教育天声人語
小説で「知らない世界」を知る


  次期高校の学習指導要領では「文学国語」は選択である。必修の「現代の国語」では社会生活に
 必要な、「『文学的な文章』を除いた」論理的、実用的な文章を扱うという。大学入学共通テスト
 に向けて公表されたモデル問題も、駐車場の契約書や景観保護のガイドラインなどであったから、
 実社会で必要な会議で議論する力、交渉する力、情報を読み取る力などを養うことをこれからの
 国語教育では最優先していることがわかる。
  が、自分にとっての国語教育を考えたときに、論理的、実用的な文章についての印象は極めて
 希薄である。ほかの方もそうではないだろうか。記憶に鮮明の残っているのは、むしろ『文学的
 な文章』ではないだろうか。
  以前、「心がギスギスしているなと感じたときには書店に行き、心が優しくなる小説を探す」と
 書いたが、社会生活を送るときに精神が安定していることは極めて重要であると思う。
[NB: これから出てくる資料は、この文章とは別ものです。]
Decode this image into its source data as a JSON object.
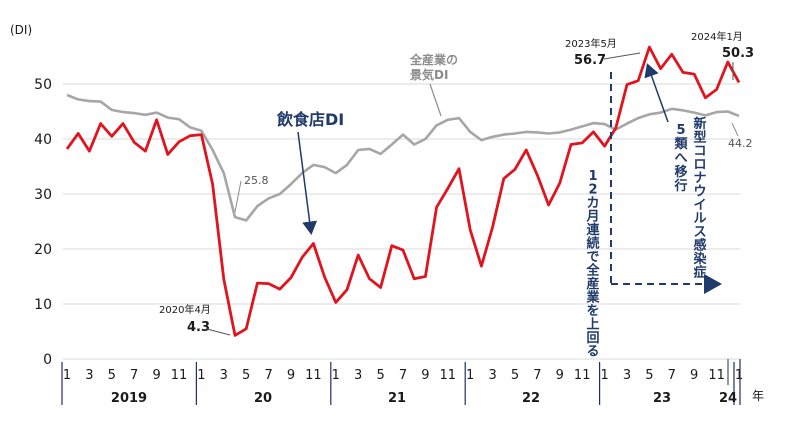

人生で感
 性がもっとも敏感な思春期に、落ち込んだり、立ち直ったり、支え合ったり、仲たがいしたり…
 といった、時に順調にはいかない、時に人の温かさに触れる人生経験なしで育つとしたら、人の
 気持ちのわからない殺伐とした大人になるのではないかと心配である。
  そして私自身は、小説を通して自分の知らない世界に触れてきたことは紛れもない事実である。
 東京育ちの私は『破戒』を読むまで「エタ・ヒニン」(いまこれらの語を使用していいのかわからな
 いが、限られた読者対象なので許していただきたい)の存在を知らなかった。お恥ずかしいが「ハ
 ンセン病」も遠藤周作の『わたしが・棄てた・女』である。もっと挙げれば、戦後すぐの「パンパン」
 (在日米軍将兵を相手にした街娼)も『ゼロの焦点』である。金沢の社長夫人が自分の過去を知ら
 れそうになって殺人を犯す物語。こう書きながら、発刊後すぐ、文芸評論家の平野謙が「この小
 説には犯人はいない。犯人がいるとすればそれは『戦争』である」と言ったことを思い出した。『文
 学的な文章』こそ社会生活を送るうえで、自分に縁のない世界を知るうえで必要だと思う。